Be Opened, Speak Clearly

So the question that I’ve had to ask myself and that I want to ask of us all is why we don’t preach and teach God’s Word the same way.  Why don’t we clearly sound the warning of God’s Word that Christ is coming in judgment upon this world?  Why don’t we issue the call of the Gospel to repent of sin and believe in Jesus Christ?  Why don’t we make it clear that Christ is the only way of salvation for sinners?  All of these teachings are abundantly clear in God’s Word, and they become unclear only in our own modified teaching and guarded proclamation.

Perhaps one reason why we are not forthright with God’s Word is that we didn’t know our preaching and teaching were supposed to be this clear.  But such unawareness can only result from a neglect of God’s Word.

Maybe the reason is because we don’t think it will work to bring sinners to faith in Christ.  Here we need to know our church history.  From the first century record of the early church in the book of Acts, to the Great Awakening of the eighteenth century in colonial America, to the ministry of evangelism today, the fruitful preaching of God’s Word has always been open and plainly spoken.

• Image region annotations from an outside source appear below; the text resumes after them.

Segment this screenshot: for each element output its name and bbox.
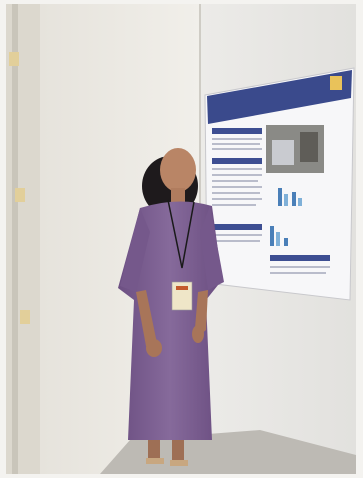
text-line [212, 148, 262, 150]
poster-section-bar [270, 255, 330, 261]
person [118, 148, 224, 466]
text-line [212, 204, 256, 206]
left-hand [146, 339, 162, 357]
pillar-edge [12, 4, 18, 474]
chart-bar [284, 238, 288, 246]
dress [118, 201, 222, 440]
right-sandal [170, 460, 188, 466]
text-line [212, 198, 262, 200]
text-line [270, 266, 330, 268]
chart-bar [276, 232, 280, 246]
text-line [270, 272, 326, 274]
chart-bar [292, 192, 296, 206]
text-line [212, 192, 260, 194]
left-sleeve [120, 208, 150, 292]
poster-header [207, 70, 352, 124]
text-line [212, 186, 262, 188]
poster-photo-detail [300, 132, 318, 162]
bracket [20, 310, 30, 324]
face [160, 148, 196, 192]
left-foot [148, 440, 160, 460]
text-line [212, 180, 258, 182]
poster-section-bar [212, 128, 262, 134]
chart-bar [278, 188, 282, 206]
text-line [212, 174, 262, 176]
bracket [15, 188, 25, 202]
lanyard [167, 199, 195, 269]
poster-text-lines [212, 138, 330, 274]
poster-chart [270, 226, 288, 246]
text-line [212, 138, 262, 140]
poster-section-bar [212, 158, 262, 164]
text-line [212, 143, 260, 145]
poster-section-bar [212, 224, 262, 230]
right-foot [172, 440, 184, 462]
badge-stripe [176, 286, 188, 290]
text-line [212, 234, 262, 236]
left-sandal [146, 458, 164, 464]
chart-bar [298, 198, 302, 206]
pillar [6, 4, 40, 474]
text-line [212, 240, 260, 242]
text-line [212, 168, 262, 170]
chart-bar [270, 226, 274, 246]
right-sleeve [200, 206, 224, 290]
neck [171, 188, 185, 204]
poster-photo-detail [272, 140, 294, 165]
chart-bar [284, 194, 288, 206]
right-hand [192, 325, 204, 343]
bracket [9, 52, 19, 66]
poster-logo [330, 76, 342, 90]
poster-chart [278, 188, 302, 206]
left-arm [136, 290, 158, 348]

But the most likely reason why we are not open and plain speaking in our proclamation of God’s Word is because we know what it will cost us.  It will cost us good standing in the world.  It will cost us persecution and suffering.  For some, it may even cost the loss of property and even of life itself.  All of this Jesus made clear in His teaching to His disciples.  In the Beatitudes, Jesus said, “Blessed are you when others revile you and persecute you and utter all kinds of evil against you falsely on my account.  Rejoice and be glad, for your reward is great in heaven, for so they persecuted the prophets who were before you.”  In Mark 8:34, Jesus said, “If anyone would come after me, let him deny himself and take up his cross and follow me,” adding in verse 38, “For whoever is ashamed of me and of my words in this adulterous and sinful generation, of him will the Son of Man also be ashamed when he comes in the glory of his Father with the holy angels.”  And in John 16:2, Jesus prepares His disciples with these words- “Indeed, the hour is coming when whoever kills you will think he is offering service to God.  And they will do these things because they have not known the Father, nor me.”  So it should be no surprise when we suffer for the sake of Christ, and we rightly tremble as we set out to proclaim and uphold the Word of God in the world.  But suffering for Christ is both our calling and our privilege as His disciples.

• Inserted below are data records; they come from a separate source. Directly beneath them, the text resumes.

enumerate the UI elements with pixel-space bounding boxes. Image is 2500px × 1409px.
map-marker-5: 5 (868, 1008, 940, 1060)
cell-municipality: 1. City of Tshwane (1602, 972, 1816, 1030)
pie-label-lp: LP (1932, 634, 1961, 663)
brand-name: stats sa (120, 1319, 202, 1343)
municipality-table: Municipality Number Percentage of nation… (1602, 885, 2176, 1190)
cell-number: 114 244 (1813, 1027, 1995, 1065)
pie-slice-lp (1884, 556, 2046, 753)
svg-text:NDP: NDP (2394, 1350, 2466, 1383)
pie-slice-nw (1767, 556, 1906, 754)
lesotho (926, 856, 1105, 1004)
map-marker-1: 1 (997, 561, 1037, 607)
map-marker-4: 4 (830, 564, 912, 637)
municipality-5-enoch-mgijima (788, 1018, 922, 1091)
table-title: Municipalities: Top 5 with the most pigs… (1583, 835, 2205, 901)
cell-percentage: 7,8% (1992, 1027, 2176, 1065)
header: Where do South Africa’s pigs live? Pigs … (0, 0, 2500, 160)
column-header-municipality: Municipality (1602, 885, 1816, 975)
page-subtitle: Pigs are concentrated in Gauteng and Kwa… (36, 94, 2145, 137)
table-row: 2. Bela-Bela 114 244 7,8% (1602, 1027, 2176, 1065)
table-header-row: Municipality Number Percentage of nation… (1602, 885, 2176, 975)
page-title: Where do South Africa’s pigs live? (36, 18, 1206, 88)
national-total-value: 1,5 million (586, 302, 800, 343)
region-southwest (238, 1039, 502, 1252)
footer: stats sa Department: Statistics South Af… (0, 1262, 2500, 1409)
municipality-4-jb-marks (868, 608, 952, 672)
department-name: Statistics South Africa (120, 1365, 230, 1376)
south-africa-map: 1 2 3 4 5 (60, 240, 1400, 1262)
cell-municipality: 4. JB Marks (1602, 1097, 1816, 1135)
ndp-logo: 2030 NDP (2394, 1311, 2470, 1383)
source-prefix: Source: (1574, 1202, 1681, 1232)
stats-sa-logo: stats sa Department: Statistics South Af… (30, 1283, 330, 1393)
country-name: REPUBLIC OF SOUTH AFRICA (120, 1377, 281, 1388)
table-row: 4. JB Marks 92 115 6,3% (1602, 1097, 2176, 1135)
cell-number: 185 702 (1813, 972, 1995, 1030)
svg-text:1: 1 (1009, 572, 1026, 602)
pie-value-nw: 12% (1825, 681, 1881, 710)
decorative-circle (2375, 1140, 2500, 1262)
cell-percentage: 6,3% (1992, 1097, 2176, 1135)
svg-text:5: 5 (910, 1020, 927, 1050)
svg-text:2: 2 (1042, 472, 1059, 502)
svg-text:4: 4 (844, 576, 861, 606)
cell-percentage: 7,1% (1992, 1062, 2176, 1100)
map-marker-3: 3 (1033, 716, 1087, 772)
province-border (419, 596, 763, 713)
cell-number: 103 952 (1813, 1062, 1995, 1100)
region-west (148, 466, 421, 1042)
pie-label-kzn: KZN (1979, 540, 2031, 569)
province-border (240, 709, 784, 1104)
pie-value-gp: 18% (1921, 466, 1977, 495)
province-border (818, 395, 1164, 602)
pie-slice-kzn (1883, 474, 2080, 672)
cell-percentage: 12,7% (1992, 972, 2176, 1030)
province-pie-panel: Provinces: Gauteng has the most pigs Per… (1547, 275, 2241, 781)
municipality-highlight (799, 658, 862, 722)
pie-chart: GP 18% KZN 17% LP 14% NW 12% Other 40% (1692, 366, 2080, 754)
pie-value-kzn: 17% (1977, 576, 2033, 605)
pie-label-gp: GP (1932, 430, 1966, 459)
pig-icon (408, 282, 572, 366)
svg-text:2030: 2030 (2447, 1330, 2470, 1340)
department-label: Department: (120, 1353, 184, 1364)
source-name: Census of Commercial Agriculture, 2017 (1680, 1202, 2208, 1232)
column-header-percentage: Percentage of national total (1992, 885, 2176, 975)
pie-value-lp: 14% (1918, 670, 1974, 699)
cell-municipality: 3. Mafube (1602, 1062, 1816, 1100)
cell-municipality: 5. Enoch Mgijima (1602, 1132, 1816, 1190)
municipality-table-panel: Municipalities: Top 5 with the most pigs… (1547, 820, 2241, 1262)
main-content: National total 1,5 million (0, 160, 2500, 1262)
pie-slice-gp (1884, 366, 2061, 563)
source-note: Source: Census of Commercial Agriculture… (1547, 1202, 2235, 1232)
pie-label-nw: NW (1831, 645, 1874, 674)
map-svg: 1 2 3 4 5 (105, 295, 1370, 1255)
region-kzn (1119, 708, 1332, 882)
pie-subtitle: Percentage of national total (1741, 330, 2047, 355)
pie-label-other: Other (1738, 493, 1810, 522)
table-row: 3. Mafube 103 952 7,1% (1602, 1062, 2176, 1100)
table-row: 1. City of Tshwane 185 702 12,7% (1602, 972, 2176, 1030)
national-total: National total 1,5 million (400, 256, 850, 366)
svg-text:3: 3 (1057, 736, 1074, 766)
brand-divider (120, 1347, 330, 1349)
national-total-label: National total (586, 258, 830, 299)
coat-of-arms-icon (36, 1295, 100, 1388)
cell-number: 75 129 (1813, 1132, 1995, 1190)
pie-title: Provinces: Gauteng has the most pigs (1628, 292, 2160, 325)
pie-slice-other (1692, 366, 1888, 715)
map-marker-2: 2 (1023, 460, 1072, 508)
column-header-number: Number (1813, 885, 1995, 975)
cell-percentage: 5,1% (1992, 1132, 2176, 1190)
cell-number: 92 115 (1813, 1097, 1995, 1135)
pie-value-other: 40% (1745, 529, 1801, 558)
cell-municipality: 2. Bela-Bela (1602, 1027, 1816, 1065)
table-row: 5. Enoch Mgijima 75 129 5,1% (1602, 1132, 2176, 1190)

This is Ephphatha Reformation Ministries

Ephphatha Reformation Ministries is an effort to provide and encourage an open, plain speaking ministry of God’s Word.  Let parents sit their children down and teach them, not just to make them church members, not firstly to preserve a family tradition, but to save their souls from the wrath to come through faith in Christ Jesus.  Let believers understand that they are disciples of Christ and lifelong students of Christ, not to scratch an itch for spirituality, not for the sake of intellectual prowess, but to save and guard their own souls in the truth of God’s Word.  This is Ephphatha Reformation Ministries, and I hope you’ll become a part of it by receiving and supporting this effort for the glory of Christ.

Challenges Issued in this Article

Know and be convinced of the great love of Christ for you.

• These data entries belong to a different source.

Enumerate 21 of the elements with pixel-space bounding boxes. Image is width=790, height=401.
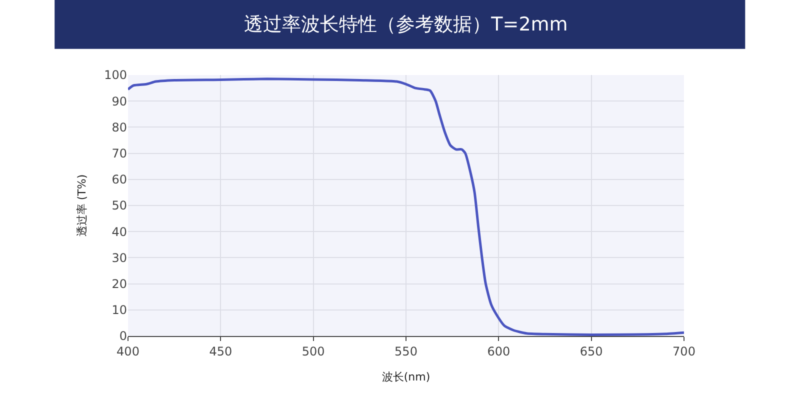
y-tick-label: 80 (112, 120, 127, 134)
y-tick-label: 70 (112, 146, 127, 160)
x-tick-label: 700 (672, 344, 696, 358)
x-tick-label: 400 (116, 344, 140, 358)
y-tick-label: 40 (112, 224, 127, 239)
x-tick-label: 500 (302, 344, 325, 358)
y-tick-label: 50 (112, 198, 127, 213)
x-axis-title: 波长(nm) (382, 370, 430, 384)
y-tick-label: 30 (112, 250, 127, 265)
y-tick-label: 20 (112, 277, 127, 291)
x-tick-label: 600 (487, 344, 510, 358)
y-tick-label: 10 (112, 303, 127, 318)
x-tick-label: 650 (580, 344, 603, 358)
x-tick-label: 550 (394, 344, 418, 358)
y-tick-label: 0 (119, 329, 127, 344)
y-tick-label: 100 (104, 68, 127, 82)
chart-title: 透过率波长特性（参考数据）T=2mm (244, 14, 568, 36)
y-tick-label: 60 (112, 172, 127, 187)
y-axis-title: 透过率 (T%) (76, 174, 89, 237)
y-tick-label: 90 (112, 94, 127, 108)
x-tick-label: 450 (209, 344, 232, 358)
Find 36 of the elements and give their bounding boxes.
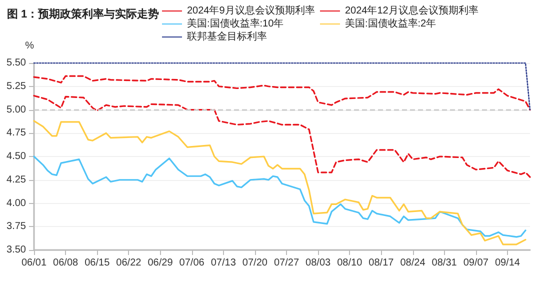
legend-label: 2024年9月议息会议预期利率 [187,4,315,16]
x-tick-label: 07/06 [179,258,205,268]
y-tick-label: 4.25 [6,174,26,186]
x-tick-label: 06/22 [116,258,142,268]
line-series [33,156,526,238]
x-tick-label: 08/03 [306,258,332,268]
x-tick-label: 07/13 [210,258,236,268]
x-tick-label: 06/15 [84,258,110,268]
legend-label: 美国:国债收益率:10年 [187,18,284,30]
line-series [33,75,531,111]
chart-title: 图 1：预期政策利率与实际走势 [7,8,160,20]
y-tick-label: 5.00 [6,104,26,116]
line-series [33,120,526,246]
x-tick-label: 08/17 [368,258,394,268]
legend-label: 美国:国债收益率:2年 [345,18,436,30]
y-tick-label: 5.25 [6,80,26,92]
y-tick-label: 5.50 [6,58,26,68]
legend-label: 2024年12月议息会议预期利率 [345,4,478,16]
x-tick-label: 08/10 [337,258,363,268]
y-tick-label: 3.75 [6,221,26,232]
y-tick-label: 4.50 [6,151,26,162]
y-axis-title: % [25,40,34,52]
x-tick-label: 07/20 [242,258,268,268]
y-tick-label: 4.75 [6,128,26,139]
x-tick-label: 06/08 [53,258,79,268]
x-tick-label: 09/07 [463,258,489,268]
y-tick-label: 4.00 [6,198,26,209]
x-tick-label: 08/24 [400,258,426,268]
x-tick-label: 06/29 [148,258,174,268]
line-series [33,94,531,178]
x-tick-label: 08/31 [432,258,458,268]
x-tick-label: 06/01 [21,258,47,268]
x-tick-label: 09/14 [494,258,520,268]
y-tick-label: 3.50 [6,244,26,256]
legend-label: 联邦基金目标利率 [187,30,267,42]
x-tick-label: 07/27 [274,258,300,268]
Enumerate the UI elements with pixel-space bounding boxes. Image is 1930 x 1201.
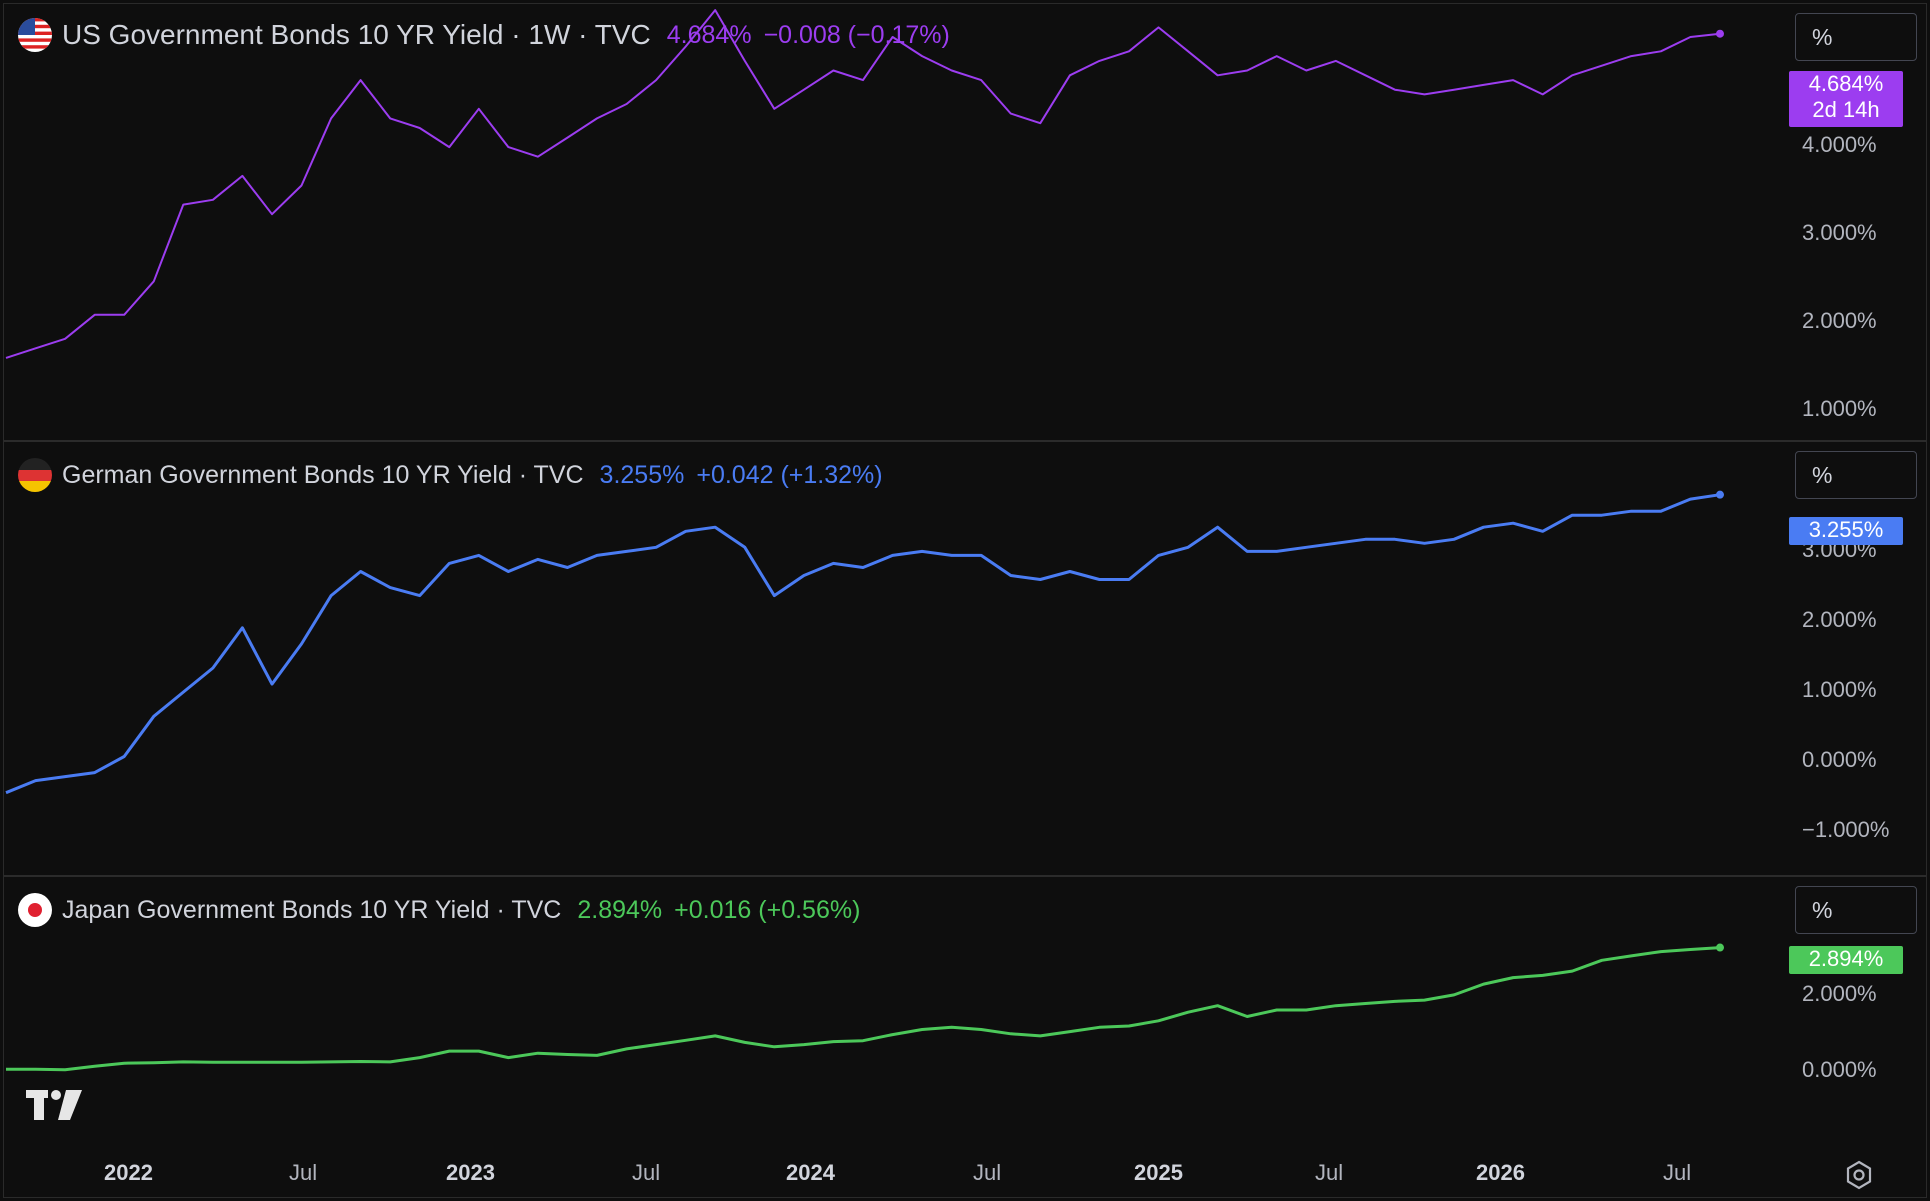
- japan-legend: Japan Government Bonds 10 YR Yield · TVC…: [18, 893, 860, 927]
- us-change: −0.008 (−0.17%): [763, 20, 950, 49]
- y-tick-label: 2.000%: [1802, 607, 1877, 632]
- japan-yield-line[interactable]: [6, 946, 1721, 1072]
- german-last-point: [1716, 490, 1724, 499]
- y-tick-label: 1.000%: [1802, 677, 1877, 702]
- japan-price-badge: 2.894%: [1789, 946, 1903, 974]
- us-last-value: 4.684%: [666, 20, 752, 49]
- x-axis-label: 2026: [1476, 1160, 1525, 1185]
- x-axis-label: Jul: [1663, 1160, 1692, 1185]
- x-axis-label: Jul: [973, 1160, 1002, 1185]
- german-legend: German Government Bonds 10 YR Yield · TV…: [18, 458, 883, 492]
- german-change: +0.042 (+1.32%): [696, 460, 883, 489]
- x-axis-label: Jul: [1315, 1160, 1344, 1185]
- german-scale-button[interactable]: %: [1795, 451, 1917, 499]
- us-legend: US Government Bonds 10 YR Yield · 1W · T…: [18, 18, 950, 52]
- y-tick-label: 0.000%: [1802, 747, 1877, 772]
- german-chart-title: German Government Bonds 10 YR Yield · TV…: [62, 460, 584, 489]
- japan-scale-button[interactable]: %: [1795, 886, 1917, 934]
- german-price-badge: 3.255%: [1789, 517, 1903, 545]
- us-badge-value: 4.684%: [1808, 71, 1884, 96]
- pane-separator[interactable]: [4, 875, 1926, 877]
- us-badge-countdown: 2d 14h: [1812, 97, 1880, 122]
- us-chart-title: US Government Bonds 10 YR Yield · 1W · T…: [62, 19, 651, 50]
- x-axis-label: 2023: [446, 1160, 495, 1185]
- pane-separator[interactable]: [4, 440, 1926, 442]
- y-tick-label: 0.000%: [1802, 1057, 1877, 1082]
- y-tick-label: 2.000%: [1802, 308, 1877, 333]
- japan-change: +0.016 (+0.56%): [674, 895, 861, 924]
- japan-last-point: [1716, 943, 1724, 952]
- y-tick-label: 3.000%: [1802, 220, 1877, 245]
- japan-flag-icon: [18, 893, 52, 927]
- us-scale-button[interactable]: %: [1795, 13, 1917, 61]
- y-tick-label: 1.000%: [1802, 396, 1877, 421]
- us-yield-line[interactable]: [5, 9, 1721, 359]
- x-axis-label: 2024: [786, 1160, 835, 1185]
- japan-last-value: 2.894%: [577, 895, 663, 924]
- x-axis-label: 2022: [104, 1160, 153, 1185]
- us-last-point: [1716, 29, 1724, 38]
- y-tick-label: 4.000%: [1802, 132, 1877, 157]
- settings-gear-icon[interactable]: [1844, 1160, 1874, 1190]
- x-axis-label: Jul: [632, 1160, 661, 1185]
- germany-flag-icon: [18, 458, 52, 492]
- x-axis-label: Jul: [289, 1160, 318, 1185]
- y-tick-label: −1.000%: [1802, 817, 1890, 842]
- japan-chart-title: Japan Government Bonds 10 YR Yield · TVC: [62, 895, 562, 924]
- y-tick-label: 2.000%: [1802, 981, 1877, 1006]
- chart-frame: [3, 3, 1927, 1198]
- us-flag-icon: [18, 18, 52, 52]
- tradingview-logo-icon[interactable]: [26, 1090, 88, 1120]
- german-last-value: 3.255%: [599, 460, 685, 489]
- x-axis-label: 2025: [1134, 1160, 1183, 1185]
- us-price-badge: 4.684% 2d 14h: [1789, 71, 1903, 127]
- german-yield-line[interactable]: [5, 493, 1721, 795]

Understand more fully the way Christ saves you by applying Himself to you through the Spirit.

Read and study the Westminster Confession, Chapter 8, Article 8; Chapter 11, Article 4.

Read and study the Westminster Larger Catechism, Q & A 58-59.

Be open and plain speaking as you catechize (instruct) your children in God’s Word.

Take up a discipleship relationship with Christ.  Be a lifelong student of His Word.